HUNTINGTON BEACH, Calif. – News that a sport-fisherman reeled in — and kept — a potentially record-setting mako shark off the Southern California coast earlier this week is making waves with conservationists, who berated the catch because shark populations are vulnerable to overfishing worldwide.
The female shark caught Monday off Huntington Beach weighed in at just over 1,323 pounds. It was 11 feet long and measured 8 feet around its sizeable midsection, said Kent Williams, a California-certified fish weight master and owner of New Fishall Bait, where the shark was taken for frozen storage.
Jason Johnston, of Mesquite, Texas, caught the massive fish after a 2 1/2-hour battle, the Orange County Register reported.
If the catch is confirmed and meets conditions, it would exceed the 1,221-pound record mako catch made in July 2001 off the coast of Chatham, Mass., said Jack Vitek, world records co-ordinator for the Florida-based International Game Fish Association. It takes about two months for the association to verify domestic catches, he told the Los Angeles Times.
For now, Williams is keeping the shark in a refrigerated storage unit, stuffed into a 3-by-5-foot metal bin on wheels from which its tail and head spill out. Layered rows of razor-sharp teeth line the shark’s mouth, which was frozen halfway shut Wednesday. A rope was still looped around its dorsal fin.
Under state law, anglers can take two such sharks per outing, although such catches are exceedingly rare, Williams said.
“Ninety-nine out of 100 people who are out fishing for sharks catch this and will not be able to land it. There’s very few of these caught each year, but every time one’s caught, people make a big deal about it,” he told the AP.
On Wednesday, angry callers from as far away as Australia were phoning Williams’ wholesale fish bait business to complain that he was storing the shark there.
The shark should have been released, argued David McGuire, director of the California-based protection advocacy group Shark Stewards.
“People should be viewing these sharks as wonderful animals that are important to the ocean and admiring how beautiful they are” rather than “spilling their blood and guts,” McGuire told the Times.
But any sport fisherman who has a potential world record is not going to release the fish, Williams said. “I don’t care what they say. If they have a potential world record, they’re going to take that fish — if they can.”
Only 23 of the 6,850 world records on file with the game association involve fish topping 1,300 pounds, Vitek said. The largest catch was a 2,664-pound great white shark that was taken in 1959 off the Australian coast.

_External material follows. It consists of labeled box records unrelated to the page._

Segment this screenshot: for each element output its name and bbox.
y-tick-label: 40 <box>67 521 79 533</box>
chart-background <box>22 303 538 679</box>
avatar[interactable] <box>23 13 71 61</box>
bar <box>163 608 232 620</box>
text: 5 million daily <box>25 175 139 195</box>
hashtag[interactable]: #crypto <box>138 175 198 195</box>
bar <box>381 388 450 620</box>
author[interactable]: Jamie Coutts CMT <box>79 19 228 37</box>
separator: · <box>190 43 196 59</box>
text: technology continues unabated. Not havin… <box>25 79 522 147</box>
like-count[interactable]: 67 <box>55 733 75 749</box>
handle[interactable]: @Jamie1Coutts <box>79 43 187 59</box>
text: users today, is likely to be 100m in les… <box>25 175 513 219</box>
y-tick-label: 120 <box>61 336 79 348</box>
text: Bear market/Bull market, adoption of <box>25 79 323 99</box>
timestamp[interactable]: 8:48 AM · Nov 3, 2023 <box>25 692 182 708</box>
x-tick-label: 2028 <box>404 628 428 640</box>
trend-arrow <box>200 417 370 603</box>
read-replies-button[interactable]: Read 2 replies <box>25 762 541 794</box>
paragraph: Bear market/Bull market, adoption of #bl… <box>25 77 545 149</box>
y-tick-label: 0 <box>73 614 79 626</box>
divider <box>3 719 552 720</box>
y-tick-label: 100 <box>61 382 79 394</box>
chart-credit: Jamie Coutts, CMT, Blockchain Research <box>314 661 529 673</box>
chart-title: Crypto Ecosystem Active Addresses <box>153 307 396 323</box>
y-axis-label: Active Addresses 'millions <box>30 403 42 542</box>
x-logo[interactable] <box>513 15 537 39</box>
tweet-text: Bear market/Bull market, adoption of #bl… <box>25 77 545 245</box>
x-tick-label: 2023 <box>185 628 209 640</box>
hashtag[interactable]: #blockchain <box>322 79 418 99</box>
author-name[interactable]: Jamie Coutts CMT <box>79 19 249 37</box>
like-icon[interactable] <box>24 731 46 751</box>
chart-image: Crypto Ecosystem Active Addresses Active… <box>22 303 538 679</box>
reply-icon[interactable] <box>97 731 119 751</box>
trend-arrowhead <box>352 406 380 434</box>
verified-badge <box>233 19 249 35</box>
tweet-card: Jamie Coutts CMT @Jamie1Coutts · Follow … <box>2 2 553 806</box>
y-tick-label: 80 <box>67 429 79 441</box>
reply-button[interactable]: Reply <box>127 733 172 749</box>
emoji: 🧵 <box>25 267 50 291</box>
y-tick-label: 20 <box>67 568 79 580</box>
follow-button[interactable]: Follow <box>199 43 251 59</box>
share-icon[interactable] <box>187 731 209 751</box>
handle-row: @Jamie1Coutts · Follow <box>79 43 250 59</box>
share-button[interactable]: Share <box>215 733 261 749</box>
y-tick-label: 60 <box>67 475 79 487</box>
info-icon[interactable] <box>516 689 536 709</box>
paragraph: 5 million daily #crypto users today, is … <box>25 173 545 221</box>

“Seeing a fish over 1,000 pounds — whether it’s a shark, a tuna or a billfish — it’s extremely rare,” Vitek said.
Plans call for the shark to be donated for research.
Johnston came to California to film a game-hunting television program called “Jim Shockey’s The Professionals” for the Outdoor Channel.
Southern California is considered to be a nursery ground for mako sharks. But the ones that are caught are usually between 2 1/2 and 6 feet long, said Nick Wegner, a fisheries research biologist at Scripps Institution of Oceanography in San Diego.
“Encountering one this big is rare,” he said.
The catch was made aboard the chartered fishing vessel Breakaway, out of Huntington Beach. Skipper Matt Potter told the Times that the boat only kept one mako for a total of 18 passengers who were out three days. The rest were released, he said.
Still, McGuire said sharks should be left alone.
“These kind of reality shows are not reality,” he said. “The reality is we’re overfishing sharks and this macho big-game attitude should be a relic of the past.”